Another attempt at refinancing falls flat
August 28, 2015
Our interest rate on the mortgage sucks at 4.8%. Because our HOA is engaged in some legal shenanigans and no lender will refinance a property with the exact scenario we’ve got, we weren’t able to refinance when rates bottomed out. My penny-pinching heart bleeds. Yet another reason to thank the HOA. I gave it another go when I found SoFi, a new lender that started out in student loans and recently branched out into mortgages.
I’d forgotten what our break-even number was, so I went searching for a new calculation at the same time. I’ve banked with Citibank for ages so had a look at their rates while I cleared out a checking account. They offered an overly simplistic way of calculating break-even: The typical formula for calculating your break-even point is to divide your refinance closing costs by the amount you’ll save each month with your lower mortgage payment.
For example, if your refinance costs total $5,000 and refinancing will save you $200 a month, it will take you 25 months to break even. If you don’t plan on staying in your house for that long, refinancing might not make most sense in the long run.
That’s shortsighted. Looking at the monthly “savings” misses the point which isn’t just to save a bit per month, it’s to save vast amounts over the life of the loan. And it ignores the fact that in some cases, you can choose to change the life span of the new loan to a shorter one (and probably should) which may cost as much or even more than you’re paying monthly.
That’s the case for us: I’m not going to refinance a 30-year mortgage for a new 30-year mortgage – that’s just going to add to the total interest we’d pay over the life of the loan. I’m looking for a 15 or 20 year fixed rate.
My application was quickly pre-approved but we only got as far as a rate estimate and then stalled. It was looking really good: 2.8% fixed for 15 years.

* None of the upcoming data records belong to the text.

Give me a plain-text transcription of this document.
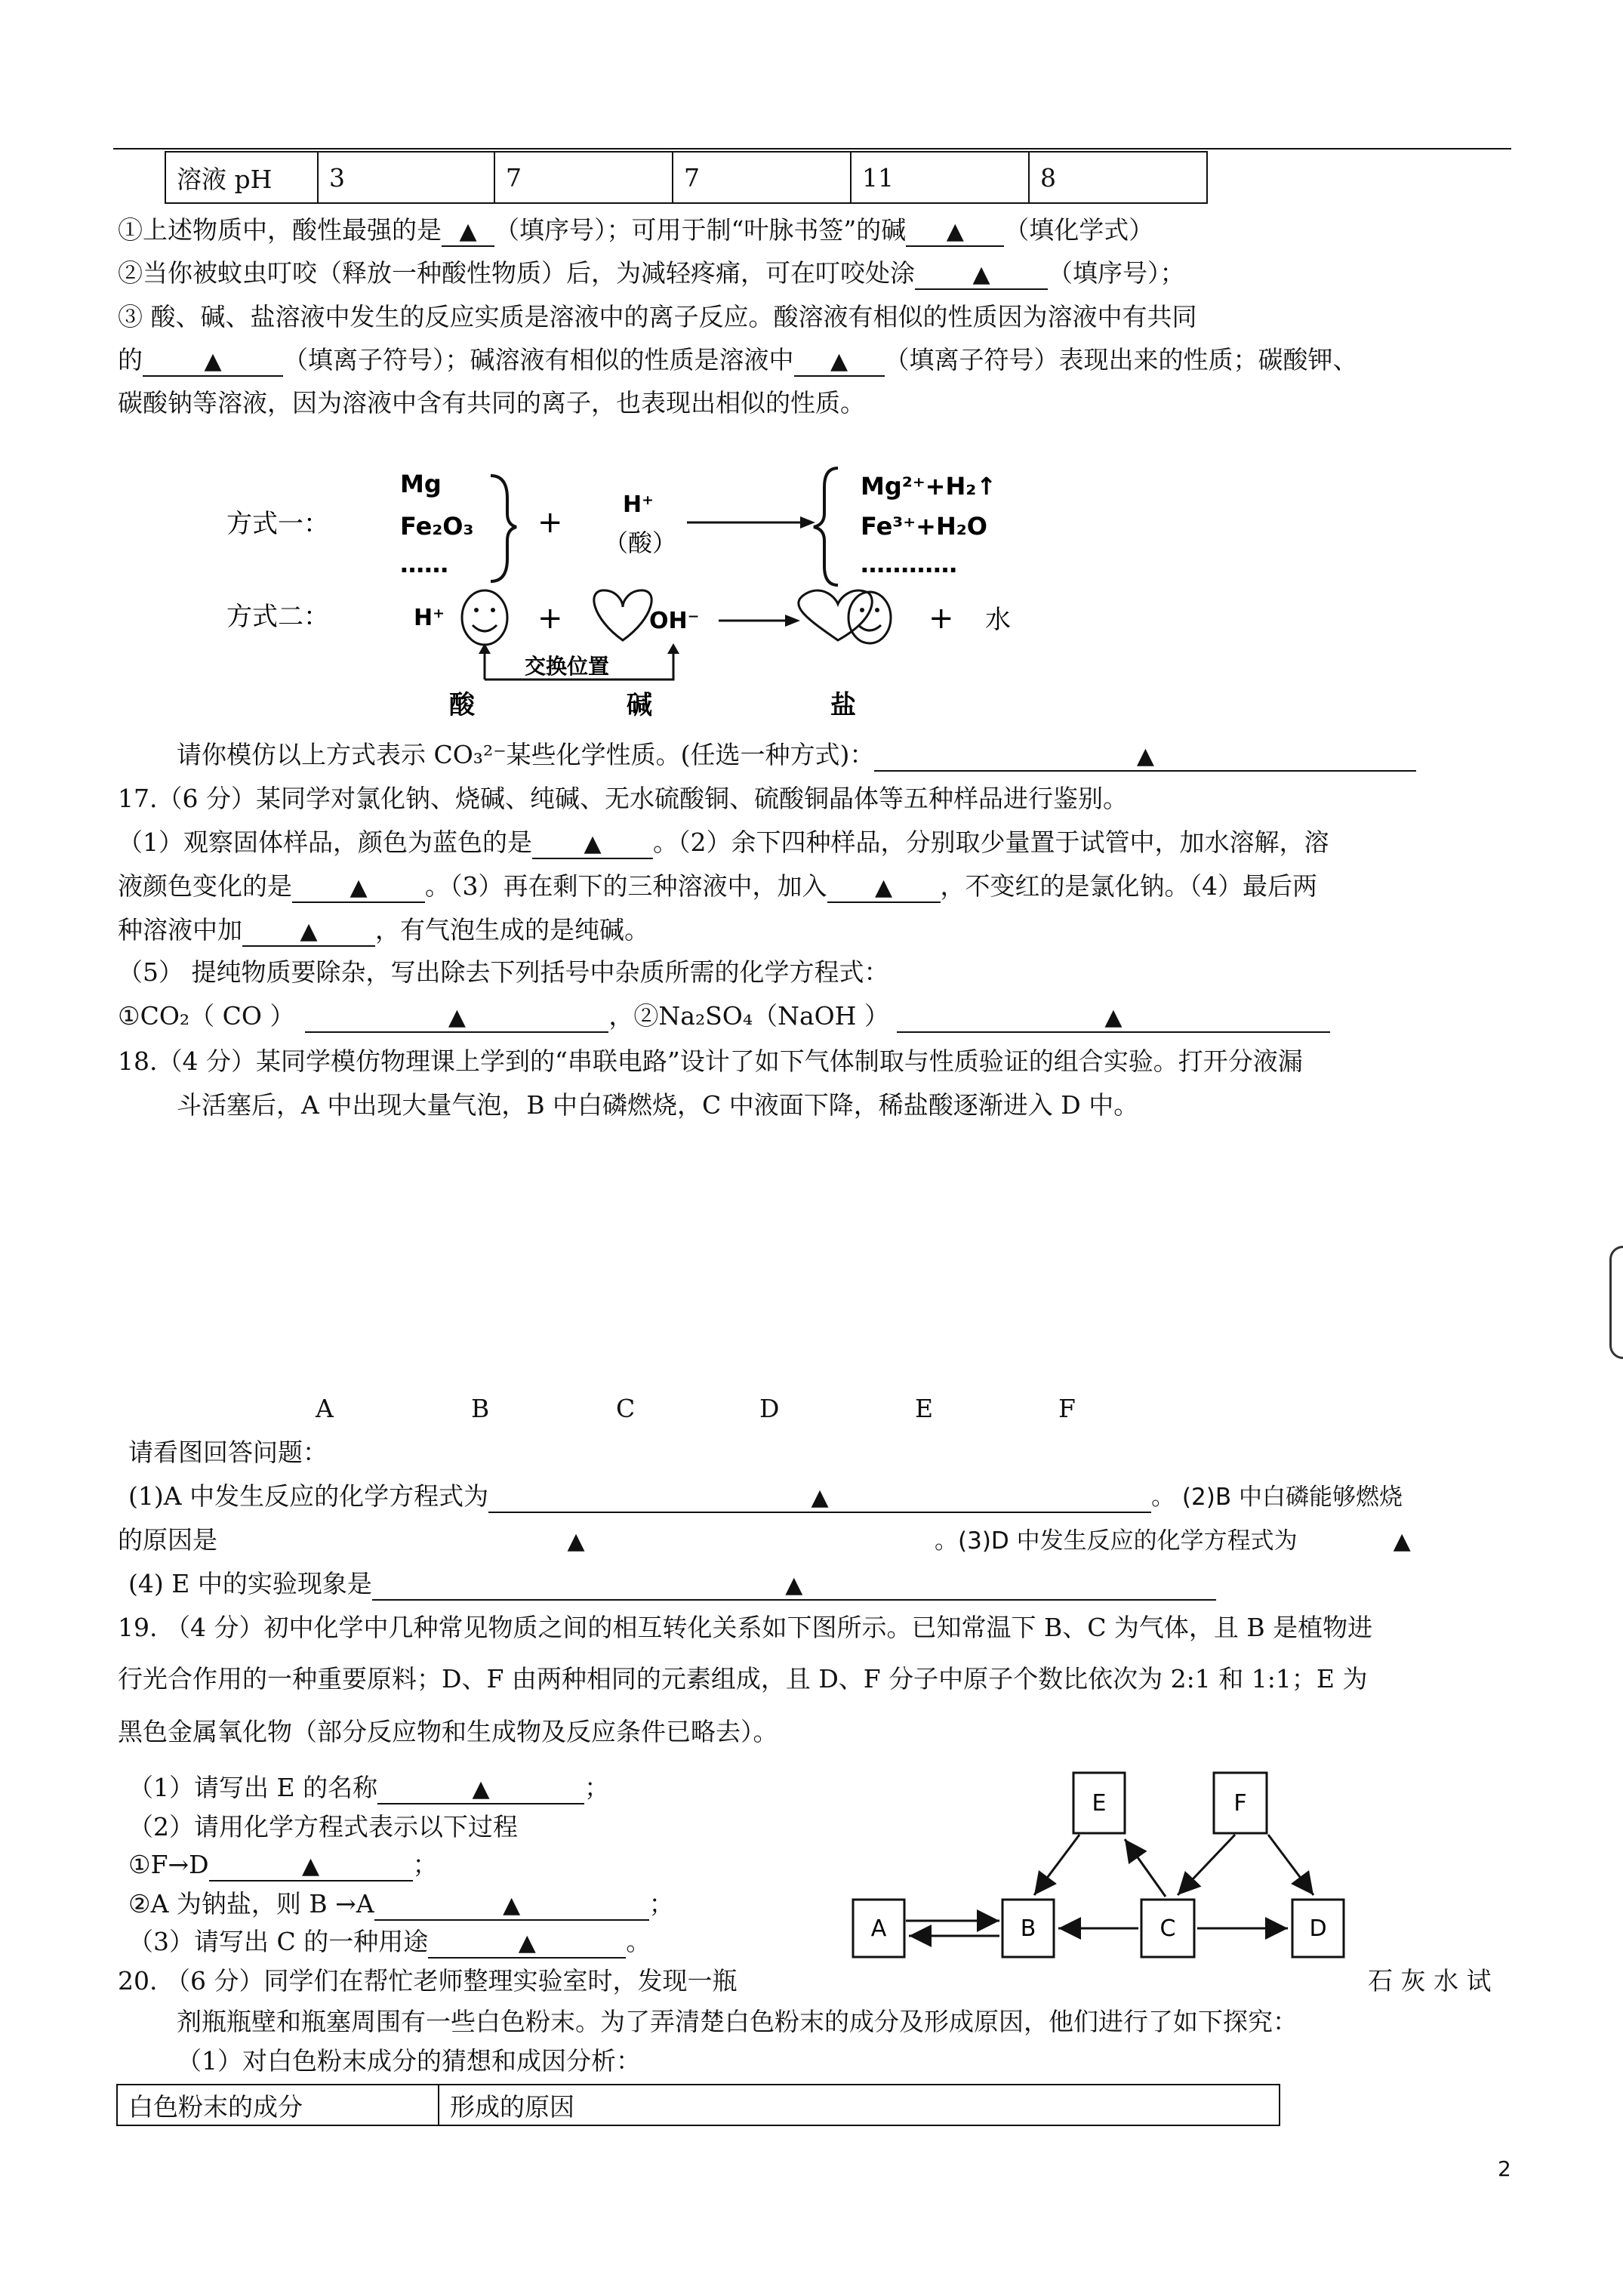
溶液 pH	3	7	7	11	8
①上述物质中，酸性最强的是 ▲ （填序号）；可用于制“叶脉书签”的碱 ▲ （填化学式）
②当你被蚊虫叮咬（释放一种酸性物质）后，为减轻疼痛，可在叮咬处涂	▲ （填序号）；
③ 酸、碱、盐溶液中发生的反应实质是溶液中的离子反应。酸溶液有相似的性质因为溶液中有共同
的	▲ （填离子符号）；碱溶液有相似的性质是溶液中 ▲ （填离子符号）表现出来的性质；碳酸钾、
碳酸钠等溶液，因为溶液中含有共同的离子，也表现出相似的性质。
方式一：
Mg
Fe₂O₃
……
+
H⁺
（酸）
Mg²⁺+H₂↑
Fe³⁺+H₂O
…………
方式二：	H⁺	+	OH⁻	+ 水
交换位置
酸	碱	盐
请你模仿以上方式表示 CO₃²⁻某些化学性质。(任选一种方式)：	▲
17.（6 分）某同学对氯化钠、烧碱、纯碱、无水硫酸铜、硫酸铜晶体等五种样品进行鉴别。
（1）观察固体样品，颜色为蓝色的是 ▲ 。（2）余下四种样品，分别取少量置于试管中，加水溶解，溶
液颜色变化的是	▲ 。（3）再在剩下的三种溶液中，加入 ▲ ，不变红的是氯化钠。（4）最后两
种溶液中加	▲ ，有气泡生成的是纯碱。
（5） 提纯物质要除杂，写出除去下列括号中杂质所需的化学方程式：
①CO₂（ CO ）	▲	，②Na₂SO₄（NaOH ）	▲
18.（4 分）某同学模仿物理课上学到的“串联电路”设计了如下气体制取与性质验证的组合实验。打开分液漏
斗活塞后，A 中出现大量气泡，B 中白磷燃烧，C 中液面下降，稀盐酸逐渐进入 D 中。
A	B	C	D	E	F
请看图回答问题：
(1)A 中发生反应的化学方程式为	▲	。 (2)B 中白磷能够燃烧
的原因是	▲	。(3)D 中发生反应的化学方程式为	▲
(4) E 中的实验现象是	▲
19. （4 分）初中化学中几种常见物质之间的相互转化关系如下图所示。已知常温下 B、C 为气体，且 B 是植物进
行光合作用的一种重要原料；D、F 由两种相同的元素组成，且 D、F 分子中原子个数比依次为 2:1 和 1:1；E 为
黑色金属氧化物（部分反应物和生成物及反应条件已略去）。
（1）请写出 E 的名称	▲	；
（2）请用化学方程式表示以下过程
①F→D	▲	；
②A 为钠盐，则 B →A	▲	；
（3）请写出 C 的一种用途	▲	。	A	B	C	D
E	F
20. （6 分）同学们在帮忙老师整理实验室时，发现一瓶	石 灰 水 试
剂瓶瓶壁和瓶塞周围有一些白色粉末。为了弄清楚白色粉末的成分及形成原因，他们进行了如下探究：
（1）对白色粉末成分的猜想和成因分析：
白色粉末的成分	形成的原因
2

The break-even calculator cautioned me:
Change in monthly mortgage payment: Additional $29 per month
Um, really? We would happily pay an extra $29 per month to save THIS MUCH over the life of the loan. HAPPILY.
The estimated closing costs, right before I provided documentation, stopped me short though: $10,000. Excuse me?? I shot off an email to them. After several go-arounds, that was revised downward drastically to “only” $3500 give or take, but underwriting said they wouldn’t (sigh) touch our loan for the same reason all the traditional banks wouldn’t.
Drat and blast.
I hadn’t quite started up mentally investing that extra $10,000 a year for the next 15 years that wouldn’t ultimately end up in the bank’s coffers by way of interest but I’d already gotten attached. Can you blame me?